Owl tracking technology catches human prey

12 December 2017 - 14:13
By Shaun Smillie
Justice came on silent wings - as owl tracking technology helped catch car thieves after they drove into an Alexandra scrapyard.
Image: Dr. Gareth Tate Justice came on silent wings - as owl tracking technology helped catch car thieves after they drove into an Alexandra scrapyard.

When car thieves drove a stolen bakkie into a scrapyard in Alexandra‚ northern Johannesburg‚ they believed they had shaken off the cops and the car tracking companies.

But what they hadn’t noticed was a strange matchbox-sized device in the cubbyhole.

On Monday‚ police and law enforcement busted a suspected car syndicate ring after they were led there by a GPS device that is used to track grass owls.

Dr Gareth Tate‚ programme manager of the Endangered Wildlife Trust’s birds of prey programme‚ was able to find his stolen bakkie by using some nifty CSI.

On Tuesday last week‚ Tate’s bakkie was stolen‚ while he was visiting his brother in Parkhurst.

“From CCTV footage we watched a silver blue Toyota Corolla pull up next to the bakkie. Seven minutes later the bakkie was gone‚” Tate said.

Tate contacted the police and Netstar initially was able to track the bakkie’s tracking device. But then it went dead‚ after the thieves located the tracker and disabled it.

It was about this time that Tate got an idea.

The night before‚ Tate and his team were meant to place a tracking device on a grass owl‚ a threatened bird species. They had decided not to go‚ because of the rain.

“Immediately I remembered that I have this device in the car and I quickly submitted new settings as I knew that at 2 o’clock that afternoon‚ it would be coming online‚” said Tate.

Any updates Tate received would appear on his cellphone. The solar powered tracking device worked‚ explained Tate‚ by coming online once every 20 hours to send location data.

Tate set the tracking device to collect information every ten minutes. But he had to be careful‚ as he didn't want the batteries to run out. He then notified Netstar and police to be on standby.

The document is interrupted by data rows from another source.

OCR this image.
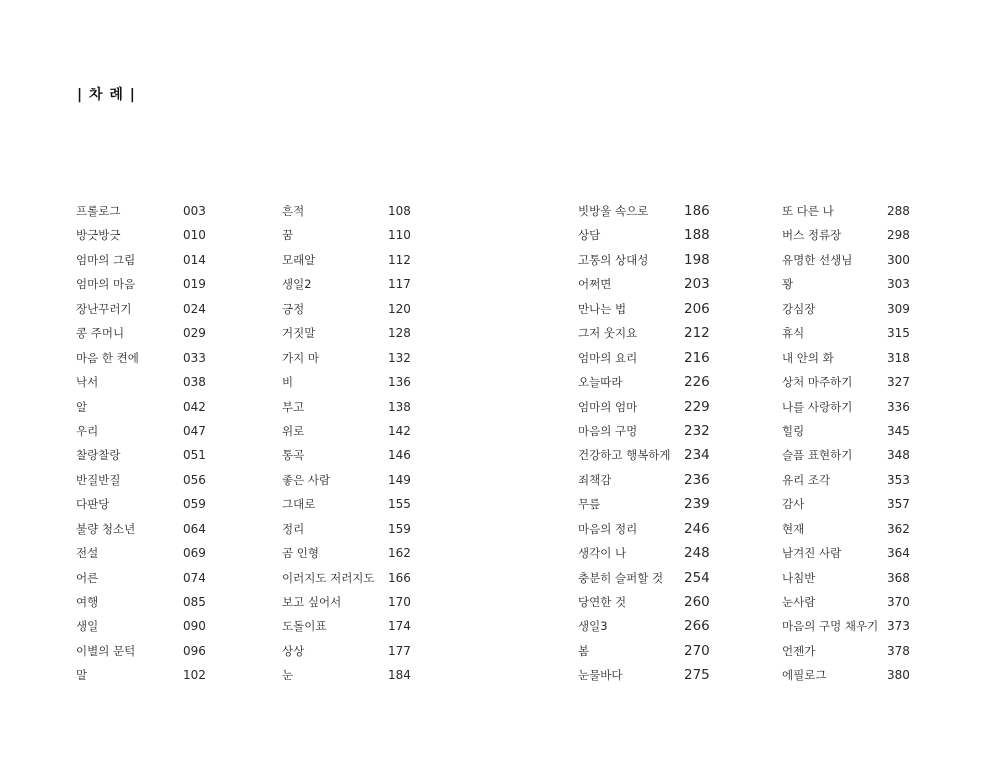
| 차 례 |
프롤로그	003
방긋방긋	010
엄마의 그림	014
엄마의 마음	019
장난꾸러기	024
콩 주머니	029
마음 한 켠에	033
낙서	038
알	042
우리	047
찰랑찰랑	051
반질반질	056
다판당	059
불량 청소년	064
전설	069
어른	074
여행	085
생일	090
이별의 문턱	096
말	102
흔적	108
꿈	110
모래알	112
생일2	117
긍정	120
거짓말	128
가지 마	132
비	136
부고	138
위로	142
통곡	146
좋은 사람	149
그대로	155
정리	159
곰 인형	162
이러지도 저러지도 166
보고 싶어서	170
도돌이표	174
상상	177
눈	184
빗방울 속으로	186
상담	188
고통의 상대성	198
어쩌면	203
만나는 법	206
그저 웃지요	212
엄마의 요리	216
오늘따라	226
엄마의 엄마	229
마음의 구멍	232
건강하고 행복하게 234
죄책감	236
무릎	239
마음의 정리	246
생각이 나	248
충분히 슬퍼할 것 254
당연한 것	260
생일3	266
봄	270
눈물바다	275
또 다른 나	288
버스 정류장	298
유명한 선생님	300
꽝	303
강심장	309
휴식	315
내 안의 화	318
상처 마주하기	327
나를 사랑하기	336
힐링	345
슬픔 표현하기	348
유리 조각	353
감사	357
현재	362
남겨진 사람	364
나침반	368
눈사람	370
마음의 구멍 채우기 373
언젠가	378
에필로그	380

But at 2 o’clock the device was dead.

For the next three days Tate kept checking his phone in the hope that the tracker would switch on.

"By Friday‚ I had got kakvol. These guys had deactivated the car tracker‚ they must be sharp enough to have found my device‚ I thought‚" he said.

Then on Sunday at about 5pm‚ Tate looked at his cellphone one more time‚ and realised the tracker had switched on.

"It was firing off GPS signals and locations."

Tate quickly alerted Netstar and the police and told them of the last location recorded on the tracker.

A team searched a number of houses in Alexandra‚ but came up with nothing.

On Monday morning‚ Tate got another idea and decided he would try something.

“When the battery is flat and they have a really bad signal‚ they don't often get a perfect fix‚ it affects their accuracy‚” he explained of the device.

But Tate had written software that corrects accuracy errors in the tracker.

He fed all the data from the tracker into his software programme.

"I ran the model and boom! It produced this hotspot of where that device is‚ and it was five houses down from where they guys had been the previous evening”.

Police‚ with security companies‚ raided the scrap yard. There‚ they found Tate’s bakkie and they arrested three men. Also recovered were two other stolen vehicles.

Police spokesman Lieutenant Kay Makhubela said that police suspected that the alleged gang had been involved in hijackings and car theft across Johannesburg. “Further investigation will reveal if they are part of a larger syndicate‚” he said.

In the cubbyhole was the tracker.

“The best part is that I got my device back‚” he said. “It would have cost over R30‚000 to replace.”